AnotherRealDependency = "oaihjgadjffglajdflj9438759hfih"

[extras]
ATestOnlyDep = "allaskdjflkasjfljo485u"
AnotherTestOnlyDep = "lafjlakkdjfjkadf"

[targets]
test = ["ATestOnlyDep", "AnotherTestOnlyDep"]

It's probably a good idea to minimise test-only dependencies because they can lead to more maintenance issues (package conflicts appearing when other packages are updated). If you are comparing a result to Flux, I suggest running Flux manually once, and copying the results into your test code, or writing them to a file you read from in the test.

ablaom commented 3 years ago

However, as I don't see any Flux testing in runtests.jl, you could just dump it for now.

davidbp commented 3 years ago

However, as I don't see any Flux testing in runtests.jl, you could just dump it for now.

Yes, I do not use Flux for anything (besides using MNIST).

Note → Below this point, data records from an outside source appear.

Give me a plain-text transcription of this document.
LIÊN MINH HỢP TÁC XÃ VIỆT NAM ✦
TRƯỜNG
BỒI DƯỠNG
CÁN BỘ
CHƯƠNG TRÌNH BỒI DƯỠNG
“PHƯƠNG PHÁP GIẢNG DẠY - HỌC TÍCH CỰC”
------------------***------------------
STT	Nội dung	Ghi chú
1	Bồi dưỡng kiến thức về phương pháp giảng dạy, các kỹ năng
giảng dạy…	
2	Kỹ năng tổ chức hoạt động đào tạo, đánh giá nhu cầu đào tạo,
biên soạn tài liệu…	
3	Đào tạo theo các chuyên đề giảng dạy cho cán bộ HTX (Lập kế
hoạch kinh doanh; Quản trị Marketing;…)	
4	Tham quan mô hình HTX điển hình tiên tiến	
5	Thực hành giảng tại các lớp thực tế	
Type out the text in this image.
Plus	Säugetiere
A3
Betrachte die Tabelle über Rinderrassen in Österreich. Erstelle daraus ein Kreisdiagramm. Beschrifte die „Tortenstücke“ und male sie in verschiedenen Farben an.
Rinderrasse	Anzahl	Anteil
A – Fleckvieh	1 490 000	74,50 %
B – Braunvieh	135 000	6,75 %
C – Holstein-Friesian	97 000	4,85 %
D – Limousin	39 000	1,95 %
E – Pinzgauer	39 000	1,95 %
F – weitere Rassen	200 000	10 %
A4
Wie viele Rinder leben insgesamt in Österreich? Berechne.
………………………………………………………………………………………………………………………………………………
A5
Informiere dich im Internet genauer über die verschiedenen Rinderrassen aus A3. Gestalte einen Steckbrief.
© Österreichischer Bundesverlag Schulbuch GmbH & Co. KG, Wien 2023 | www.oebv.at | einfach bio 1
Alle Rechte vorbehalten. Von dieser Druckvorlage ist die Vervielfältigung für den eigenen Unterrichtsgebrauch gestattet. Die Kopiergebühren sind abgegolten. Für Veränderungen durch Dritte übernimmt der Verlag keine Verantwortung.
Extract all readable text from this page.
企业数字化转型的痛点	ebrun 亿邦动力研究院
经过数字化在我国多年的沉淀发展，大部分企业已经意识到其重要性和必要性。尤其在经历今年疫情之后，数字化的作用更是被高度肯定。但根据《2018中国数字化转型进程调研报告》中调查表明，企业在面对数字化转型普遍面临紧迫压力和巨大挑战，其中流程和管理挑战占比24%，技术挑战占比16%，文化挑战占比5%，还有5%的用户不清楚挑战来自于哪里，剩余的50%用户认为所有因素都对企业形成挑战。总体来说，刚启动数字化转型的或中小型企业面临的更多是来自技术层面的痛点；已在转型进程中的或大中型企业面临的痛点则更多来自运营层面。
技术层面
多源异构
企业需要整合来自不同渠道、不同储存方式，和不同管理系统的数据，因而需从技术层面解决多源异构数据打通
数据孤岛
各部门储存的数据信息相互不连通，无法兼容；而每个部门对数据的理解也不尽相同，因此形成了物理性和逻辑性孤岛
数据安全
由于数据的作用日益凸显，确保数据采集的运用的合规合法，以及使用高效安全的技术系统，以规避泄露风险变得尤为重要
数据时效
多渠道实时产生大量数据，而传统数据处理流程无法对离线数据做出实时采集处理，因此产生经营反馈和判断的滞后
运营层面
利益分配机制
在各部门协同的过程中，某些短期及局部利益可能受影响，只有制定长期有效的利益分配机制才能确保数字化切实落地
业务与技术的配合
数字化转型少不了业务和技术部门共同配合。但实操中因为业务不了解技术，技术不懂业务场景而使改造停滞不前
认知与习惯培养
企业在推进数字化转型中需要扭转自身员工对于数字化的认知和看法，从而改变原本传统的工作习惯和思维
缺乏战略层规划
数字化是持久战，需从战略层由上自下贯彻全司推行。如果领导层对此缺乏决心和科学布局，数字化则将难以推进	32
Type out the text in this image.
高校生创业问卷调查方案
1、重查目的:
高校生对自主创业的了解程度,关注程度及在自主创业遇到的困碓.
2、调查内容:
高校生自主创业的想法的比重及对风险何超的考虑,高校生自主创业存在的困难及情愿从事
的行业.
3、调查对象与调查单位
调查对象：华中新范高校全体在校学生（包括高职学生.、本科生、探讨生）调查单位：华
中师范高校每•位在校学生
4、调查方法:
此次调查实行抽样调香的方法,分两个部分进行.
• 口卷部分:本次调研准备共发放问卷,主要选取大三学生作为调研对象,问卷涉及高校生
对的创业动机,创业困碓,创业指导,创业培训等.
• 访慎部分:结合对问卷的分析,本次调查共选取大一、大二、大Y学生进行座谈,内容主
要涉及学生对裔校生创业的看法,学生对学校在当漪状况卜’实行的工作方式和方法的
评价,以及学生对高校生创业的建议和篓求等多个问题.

davidbp commented 3 years ago

I attach here the results comparing sklearn vs this implementation as @tlienart commented it would be relevant for reference (if this implementation is slower there is not much benefit in ever integrating it to MLJ). Good results though. It is faster and achieves better results because it allows the "average perceptron trick" which sklearn does not support. This was tested with 100 epochs and infinite patience to ensure both models actually make "the same number of epochs" (to avoid one implementation stopping learning because the results are not improving).

#Sklearn Perceptron MNIST
train time 75.68784284591675 seconds
Accuracy train 0.866
Accuracy test 0.8565
# MulticlassPerceptronCore
train time  17.094 seconds
Train accuracy 0.937
Test accuracy 0.925
ablaom commented 3 years ago

Great! A more interesting comparison would be with Flux. You could use the MLJ wrapper for testing the MNIST data set. There is already code you could modify here:

https://github.com/alan-turing-institute/MLJFlux.jl/blob/6d6f5ee33df565fe6320ba3be9f8905f81df0aac/test/image.jl#L97

Just substitute builder=MLJFlux.Linear(σ=...) to get a perceptron.

In any case, it looks like you're ready to create a PR for MLInterface branch onto master and register the package??